Not all brick-making requires water. The above video is an ad for a hydraulic brick press. It operates by adding enough tons pressure to turn loose materials in hard, solid bricks without water. There are hundreds of versions of the machine by hundreds of companies worldwide. Some very simple, and others far more complex and automated.

Advertisement

Test done on earth with the same ingredients the lenders have found on Mars show such Bricks to have a hardness roughly equal to steel-reinforced concrete. This is because of the high iron oxide content in most of the regolith. Such bricks would have a very high durability.

Nor is water necessary for mortar. The above is stacked bricks without mortar. The technique is called Dry Stone construction. There are buildings and walls thousands of years old built with this technique.

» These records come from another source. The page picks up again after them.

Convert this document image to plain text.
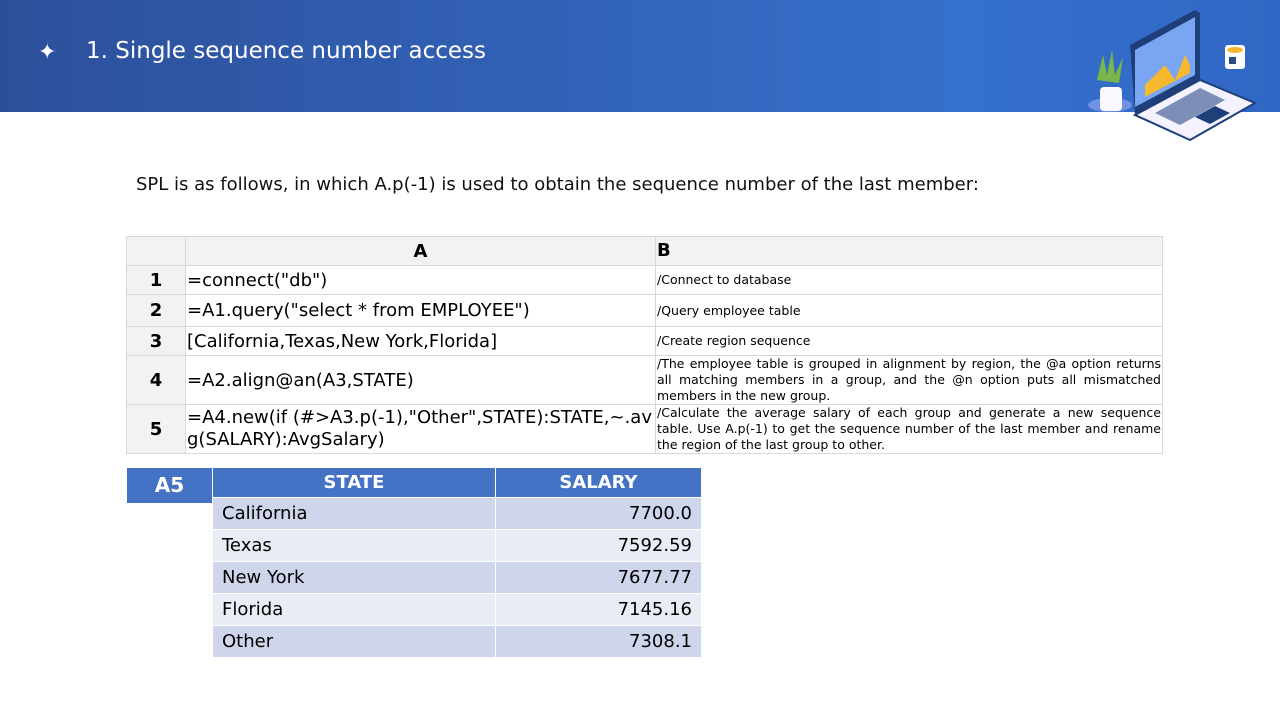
✦ 1. Single sequence number access
SPL is as follows, in which A.p(-1) is used to obtain the sequence number of the last member:
	A	B
1	=connect("db")	/Connect to database
2	=A1.query("select * from EMPLOYEE")	/Query employee table
3	[California,Texas,New York,Florida]	/Create region sequence
4	=A2.align@an(A3,STATE)	/The employee table is grouped in alignment by region, the @a option returns all matching members in a group, and the @n option puts all mismatched members in the new group.
5	=A4.new(if (#>A3.p(-1),"Other",STATE):STATE,~.avg(SALARY):AvgSalary)	/Calculate the average salary of each group and generate a new sequence table. Use A.p(-1) to get the sequence number of the last member and rename the region of the last group to other.
A5	STATE	SALARY
California	7700.0
Texas	7592.59
New York	7677.77
Florida	7145.16
Other	7308.1
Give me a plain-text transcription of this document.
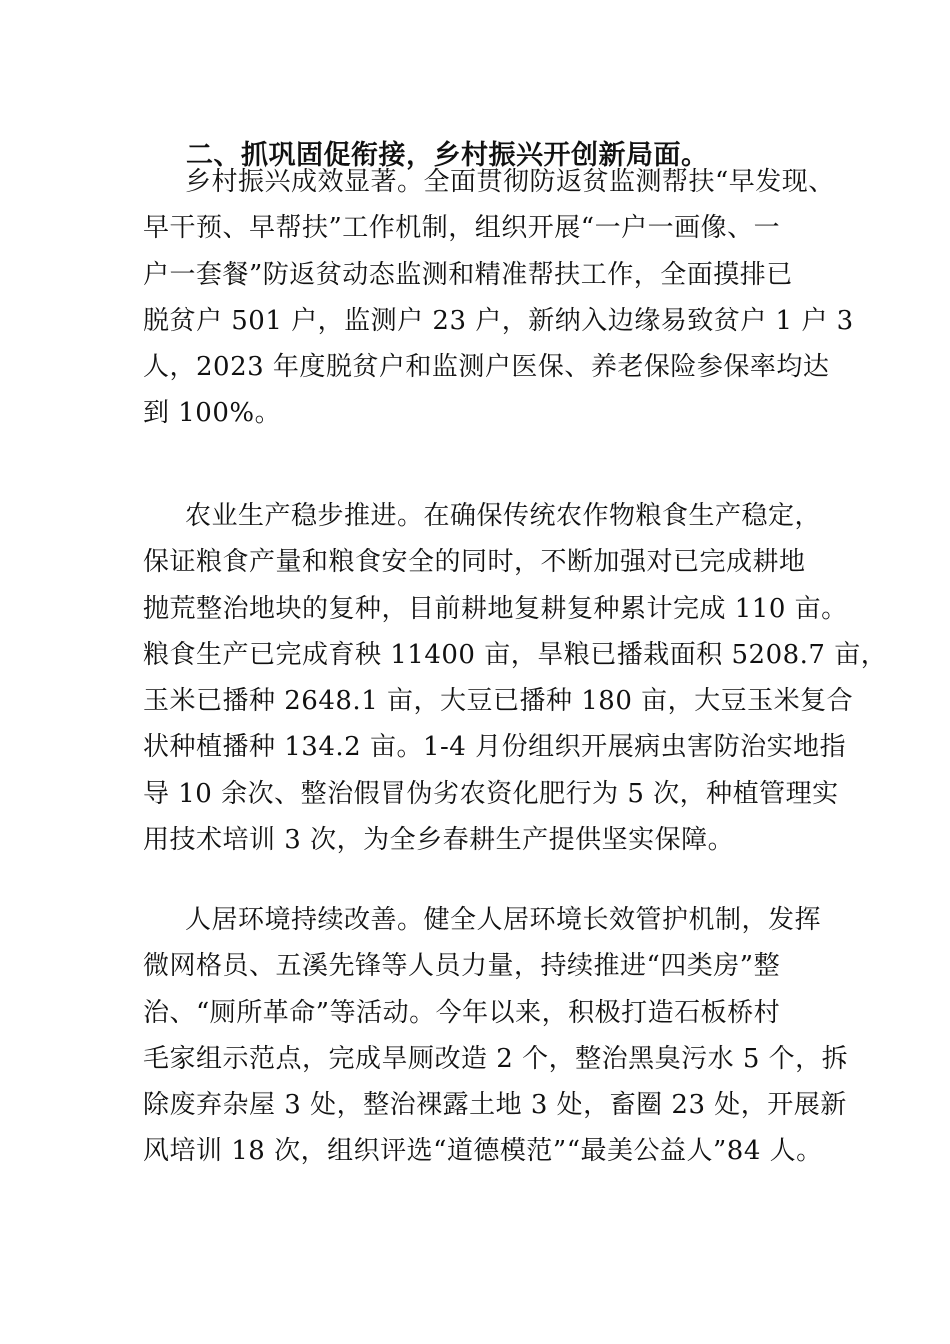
二、抓巩固促衔接，乡村振兴开创新局面。
乡村振兴成效显著。全面贯彻防返贫监测帮扶“早发现、
早干预、早帮扶”工作机制，组织开展“一户一画像、一
户一套餐”防返贫动态监测和精准帮扶工作，全面摸排已
脱贫户 501 户，监测户 23 户，新纳入边缘易致贫户 1 户 3
人，2023 年度脱贫户和监测户医保、养老保险参保率均达
到 100%。
农业生产稳步推进。在确保传统农作物粮食生产稳定，
保证粮食产量和粮食安全的同时，不断加强对已完成耕地
抛荒整治地块的复种，目前耕地复耕复种累计完成 110 亩。
粮食生产已完成育秧 11400 亩，旱粮已播栽面积 5208.7 亩，
玉米已播种 2648.1 亩，大豆已播种 180 亩，大豆玉米复合
状种植播种 134.2 亩。1-4 月份组织开展病虫害防治实地指
导 10 余次、整治假冒伪劣农资化肥行为 5 次，种植管理实
用技术培训 3 次，为全乡春耕生产提供坚实保障。
人居环境持续改善。健全人居环境长效管护机制，发挥
微网格员、五溪先锋等人员力量，持续推进“四类房”整
治、“厕所革命”等活动。今年以来，积极打造石板桥村
毛家组示范点，完成旱厕改造 2 个，整治黑臭污水 5 个，拆
除废弃杂屋 3 处，整治裸露土地 3 处，畜圈 23 处，开展新
风培训 18 次，组织评选“道德模范”“最美公益人”84 人。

Conserving water will be important on a Mars Colony. Brick construction, unlike the three-D printing technology being considered, can be done without water.

3 thoughts on “No, Mars Brick making Won’t Reqire Water.

  1. I watched the video of the above machine making bricks. Looks a little too good to be true. The machine quickly pressed the loose material and a hard brick came out. Maybe the material was heated to a high temperature before being pressed, or some kind of binder was added to the mix. Note that the video does not show the details.
    I read somewhere this may work if the dust which contains iron oxide and other metals is heated with microwaves before being pressed.
    The building that is shown stacked without mortar will most likely collapse like a house of cards if hit on the side. The roof looks even weaker. A bigger structure may just make the stability even worse. The best building shape may be a dome made of interlocked bricks which have a wider base facing outwards and a narrower one facing inwards.

    Like

      1. That building will likely stand another thousand years, if nobody bothers it. Yet, if you hit its rooftop sideways, it will come off. Regardless of how strong the bricks are.

        An interlocked design would make use of the brick strength. You can’t destroy the building without destroying the bricks. Oh, and even an arch design would be stronger than the building shown here.